When the timing isn’t right, you know it
Deciding when and where to have conversations is essential. Think about past family gatherings when a conversation you initiated went haywire. Mom was distracted. Grandpa said he was too tired to talk. Your brother changed the subject. Immediately, you’re defensive and raging.
Arrange the ideal place to talk
Should this conversation take place in person rather than over the phone? In my experience, you will want to see if your parent seems nervous or uncomfortable (frowning, tapping a foot, or looking at the clock) or relaxed (smiling and looking you in the eye).
If you talk face-to-face, consider where to speak before setting the date. Pick a quiet place where everyone can hear each other and at a location without distractions. A restaurant setting has limitations. Uninterrupted conversations are practically impossible, and parents can quickly feel like they are in the hot seat.
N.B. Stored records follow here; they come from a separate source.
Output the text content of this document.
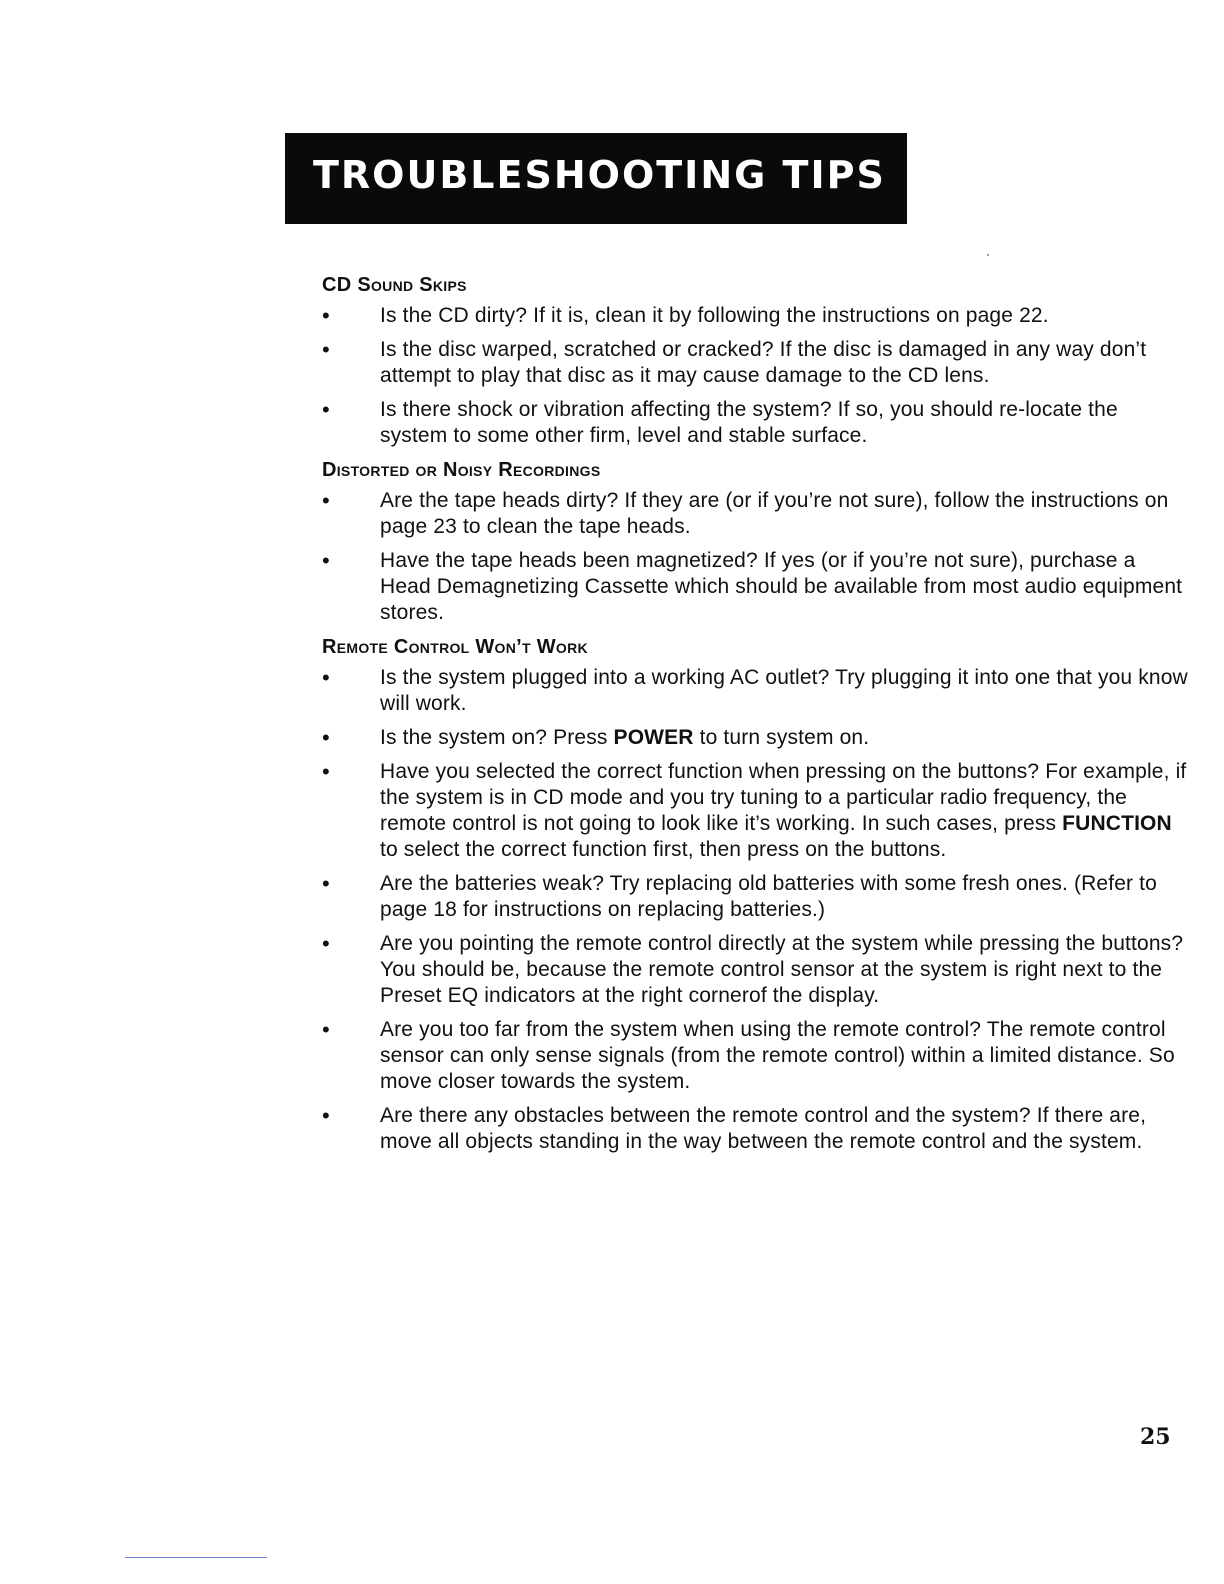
TROUBLESHOOTING TIPS
CD Sound Skips
• Is the CD dirty? If it is, clean it by following the instructions on page 22.
• Is the disc warped, scratched or cracked? If the disc is damaged in any way don’t attempt to play that disc as it may cause damage to the CD lens.
• Is there shock or vibration affecting the system? If so, you should re-locate the system to some other firm, level and stable surface.
Distorted or Noisy Recordings
• Are the tape heads dirty? If they are (or if you’re not sure), follow the instructions on page 23 to clean the tape heads.
• Have the tape heads been magnetized? If yes (or if you’re not sure), purchase a Head Demagnetizing Cassette which should be available from most audio equipment stores.
Remote Control Won’t Work
• Is the system plugged into a working AC outlet? Try plugging it into one that you know will work.
• Is the system on? Press POWER to turn system on.
• Have you selected the correct function when pressing on the buttons? For example, if the system is in CD mode and you try tuning to a particular radio frequency, the remote control is not going to look like it’s working. In such cases, press FUNCTION to select the correct function first, then press on the buttons.
• Are the batteries weak? Try replacing old batteries with some fresh ones. (Refer to page 18 for instructions on replacing batteries.)
• Are you pointing the remote control directly at the system while pressing the buttons? You should be, because the remote control sensor at the system is right next to the Preset EQ indicators at the right cornerof the display.
• Are you too far from the system when using the remote control? The remote control sensor can only sense signals (from the remote control) within a limited distance. So move closer towards the system.
• Are there any obstacles between the remote control and the system? If there are, move all objects standing in the way between the remote control and the system.
25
Setting aside time to talk doesn’t mean that you must hold a formal meeting. Sometimes, the best discussions occur while you drive together in the car or while puttering around the kitchen.
Take yourself out of the loop
Are you the best person for the job? Your parent may want to refrain from talking with you about specific subjects despite your good intentions. Perhaps your sister gets along with Mom better than you and should approach the subject and discuss the results later.
Certain people outside the family circle (such as authority figures) may also be helpful, like their doctor or clergy member. Tell them your concerns and ask them to be the messenger rather than you.
Growing older is not for the faint of heart. Observation, sensitivity, and compassion can go a long way to understanding the complexities of traveling this difficult road as a loving family.